Cuttlefish are sometimes known as the "chameleons of the sea," for their ability to change colors rapidly and blend in to their surroundings. Now, researchers have uncovered the three types of "light makers" on the skin that enable this sophisticated camouflage system. The results could lead to better protective gear for soldiers in battle.
Researchers at Harvard University in Cambridge, Mass., and the Marine Biological Laboratory in Woods Hole, Mass., studied the chemical, biological and optical mechanisms that enable the cuttlefish to disguise itself from predators. Understanding how these squidlike creatures cleverly camouflage themselves could lead to military innovations, as well as inspire new materials in cosmetics, paints and consumer electronics, the scientists said.
"Nature solved the riddle of adaptive camouflage a long time ago," study co-author Kevin Kit Parker, a professor of bioengineering and applied physics at the Harvard School of Engineering and Applied Sciences, said in a statement. "Now, the challenge is to reverse-engineer this system in a cost-efficient, synthetic system that is amenable to mass manufacturing."
The cuttlefish (Sepia officinalis) is a cephalopod, a class of marine animal that includes squid and octopus. These creatures are mollusks, not fish, which means they are closely related to slugs and snails.Cuttlefish have special pigment-containing cells, called chromatophores, which allow them to change the color and pattern of their skin in response to visual information, the researchers said. By studying these neurally controlled cells, the scientists uncovered the nanoscale photonic devices behind the cuttlefish's color-changing ways.
It turns out the cuttlefish's skin consists of three vertically arranged optical components that enable it to absorb or reflect different colors: the leucophore, which reflects light uniformly over the entire visible spectrum; the iridophore, a reflector made up of a stack of thin films; and the chromatophore.
"Chromatophores were previously considered to be pigmentary organs that acted simply as selective color filters," study co-author Leila Deravi, a research associate in bioengineering at the Harvard School of Engineering and Applied Sciences, said in a statement. "But our results suggest that they play a more complex role: They contain luminescent protein nanostructures that enable the cuttlefish to make quick and elaborate changes in its skin pigmentation."
Coat of many colors
When a cuttlefish changes color to blend in to its environment, each chromatophore expands, sometimes increasing its surface area by as much as 500 percent, the researchers said. Within the chromatophores, tethered pigment granules absorb, reflect and even emit, light, effectively changing the creature's appearance.
"Cuttlefish skin is unique for its dynamic patterning and speed of change," Roger Hanlon, a senior scientist at the Marine Biological Laboratory, said in a statement. "Deciphering the relative roles of pigments and reflectors in soft, flexible skin is a key step to translating the principles of actuation to materials science and engineering."

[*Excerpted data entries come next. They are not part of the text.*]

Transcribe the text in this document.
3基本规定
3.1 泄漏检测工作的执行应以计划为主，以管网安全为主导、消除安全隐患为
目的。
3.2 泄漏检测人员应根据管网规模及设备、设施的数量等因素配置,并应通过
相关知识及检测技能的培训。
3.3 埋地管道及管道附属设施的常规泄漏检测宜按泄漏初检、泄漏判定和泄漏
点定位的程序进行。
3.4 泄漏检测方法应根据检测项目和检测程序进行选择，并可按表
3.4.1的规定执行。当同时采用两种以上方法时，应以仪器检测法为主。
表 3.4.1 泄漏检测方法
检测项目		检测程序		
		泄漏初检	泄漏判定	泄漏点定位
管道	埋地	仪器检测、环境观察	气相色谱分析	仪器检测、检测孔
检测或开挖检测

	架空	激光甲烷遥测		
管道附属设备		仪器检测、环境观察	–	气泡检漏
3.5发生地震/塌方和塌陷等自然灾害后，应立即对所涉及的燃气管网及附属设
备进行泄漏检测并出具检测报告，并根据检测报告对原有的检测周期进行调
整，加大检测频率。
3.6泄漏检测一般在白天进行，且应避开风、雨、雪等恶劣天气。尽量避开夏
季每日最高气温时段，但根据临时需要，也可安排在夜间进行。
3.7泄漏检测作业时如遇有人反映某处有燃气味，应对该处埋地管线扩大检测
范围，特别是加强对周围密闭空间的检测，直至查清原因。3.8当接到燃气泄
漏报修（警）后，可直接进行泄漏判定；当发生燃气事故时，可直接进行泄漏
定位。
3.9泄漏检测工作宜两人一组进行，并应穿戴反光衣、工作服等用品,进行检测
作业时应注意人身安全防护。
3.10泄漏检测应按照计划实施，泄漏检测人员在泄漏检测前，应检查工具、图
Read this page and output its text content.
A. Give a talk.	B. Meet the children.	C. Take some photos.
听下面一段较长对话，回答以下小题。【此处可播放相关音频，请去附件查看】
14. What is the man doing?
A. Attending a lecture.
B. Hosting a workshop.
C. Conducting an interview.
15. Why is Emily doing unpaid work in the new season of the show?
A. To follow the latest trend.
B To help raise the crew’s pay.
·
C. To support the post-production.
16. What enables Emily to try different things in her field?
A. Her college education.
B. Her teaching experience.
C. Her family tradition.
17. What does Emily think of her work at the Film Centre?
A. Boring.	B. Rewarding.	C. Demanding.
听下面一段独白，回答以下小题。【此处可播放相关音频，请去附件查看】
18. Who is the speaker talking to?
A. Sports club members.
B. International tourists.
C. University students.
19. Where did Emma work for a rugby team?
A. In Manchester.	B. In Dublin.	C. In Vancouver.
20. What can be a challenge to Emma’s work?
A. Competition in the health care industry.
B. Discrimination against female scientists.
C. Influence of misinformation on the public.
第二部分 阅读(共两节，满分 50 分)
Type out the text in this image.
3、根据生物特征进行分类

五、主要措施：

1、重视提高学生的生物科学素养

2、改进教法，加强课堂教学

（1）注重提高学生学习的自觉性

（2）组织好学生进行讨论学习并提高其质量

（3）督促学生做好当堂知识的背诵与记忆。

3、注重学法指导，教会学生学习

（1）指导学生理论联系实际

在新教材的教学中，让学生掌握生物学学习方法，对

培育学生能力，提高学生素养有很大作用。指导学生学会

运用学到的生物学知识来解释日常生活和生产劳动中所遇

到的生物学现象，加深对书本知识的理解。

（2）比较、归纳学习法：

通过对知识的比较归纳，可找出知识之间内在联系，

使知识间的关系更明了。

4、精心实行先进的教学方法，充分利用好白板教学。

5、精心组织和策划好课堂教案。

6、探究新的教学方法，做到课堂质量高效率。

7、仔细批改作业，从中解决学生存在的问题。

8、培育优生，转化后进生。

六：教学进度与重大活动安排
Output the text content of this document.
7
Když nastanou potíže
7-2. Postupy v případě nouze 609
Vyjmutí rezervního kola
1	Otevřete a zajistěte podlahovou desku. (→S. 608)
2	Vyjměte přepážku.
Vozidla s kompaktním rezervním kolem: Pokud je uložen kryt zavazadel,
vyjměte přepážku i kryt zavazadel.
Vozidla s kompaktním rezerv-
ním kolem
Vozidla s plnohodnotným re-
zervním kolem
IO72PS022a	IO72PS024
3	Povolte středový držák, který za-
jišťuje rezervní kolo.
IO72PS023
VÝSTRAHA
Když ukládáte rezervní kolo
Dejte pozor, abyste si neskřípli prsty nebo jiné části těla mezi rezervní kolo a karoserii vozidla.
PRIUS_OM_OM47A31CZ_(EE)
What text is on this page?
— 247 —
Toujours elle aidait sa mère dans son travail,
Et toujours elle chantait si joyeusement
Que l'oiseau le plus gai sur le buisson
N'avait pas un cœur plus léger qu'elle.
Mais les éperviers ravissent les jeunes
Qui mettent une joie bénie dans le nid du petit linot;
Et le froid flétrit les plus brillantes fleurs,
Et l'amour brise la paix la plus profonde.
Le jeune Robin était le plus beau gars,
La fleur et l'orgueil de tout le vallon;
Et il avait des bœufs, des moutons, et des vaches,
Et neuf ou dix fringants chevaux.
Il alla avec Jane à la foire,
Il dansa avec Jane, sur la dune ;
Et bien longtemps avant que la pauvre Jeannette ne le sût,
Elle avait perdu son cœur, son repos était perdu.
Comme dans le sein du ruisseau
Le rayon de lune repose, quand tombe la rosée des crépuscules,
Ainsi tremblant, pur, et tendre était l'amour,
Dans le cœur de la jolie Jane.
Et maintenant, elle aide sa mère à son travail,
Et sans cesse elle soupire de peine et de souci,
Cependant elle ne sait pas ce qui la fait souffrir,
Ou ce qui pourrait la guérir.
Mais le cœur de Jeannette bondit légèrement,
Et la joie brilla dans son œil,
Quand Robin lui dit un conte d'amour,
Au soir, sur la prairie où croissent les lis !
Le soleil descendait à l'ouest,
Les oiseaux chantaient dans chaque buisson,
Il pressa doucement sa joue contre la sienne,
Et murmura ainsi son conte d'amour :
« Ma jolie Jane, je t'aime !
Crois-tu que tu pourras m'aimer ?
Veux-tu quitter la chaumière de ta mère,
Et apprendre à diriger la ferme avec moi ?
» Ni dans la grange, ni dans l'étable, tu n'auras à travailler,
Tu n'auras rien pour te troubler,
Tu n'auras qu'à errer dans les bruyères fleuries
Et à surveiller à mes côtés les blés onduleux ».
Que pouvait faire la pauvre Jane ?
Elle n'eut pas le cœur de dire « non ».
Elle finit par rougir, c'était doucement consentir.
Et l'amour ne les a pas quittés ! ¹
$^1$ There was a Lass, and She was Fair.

These mechanisms could prove valuable for soldiers in battle, where poor could jeopardize human lives, the researchers said.
"Throughout history, people have dreamed of having an 'invisible suit,'" Parker said. "Nature solved that problem, and now it's up to us to replicate this genius so, like the cuttlefish, we can avoid our predators."
Yet, mimicking these processes with synthetic materials is still a challenge, said Evelyn Hu, study co-author and a professor of applied physics and electrical engineering at Harvard."It is extremely challenging for us to replicate the mechanisms that the cuttlefish uses," Hu said in a statement. "For example, we cannot yet engineer materials that have the elasticity to expand 500 times in surface area.
"And were we able to do so, the richness of color of the expanded and unexpanded material would be dramatically different — think of stretching and shrinking a balloon," she added. "The cuttlefish may have found a way to compensate for this change in richness of color by being an 'active' light emitter (fluorescent), not simply modulating light through passive reflection."
The detailed findings were published Jan. 29 in the Journal of the Royal Society Interface.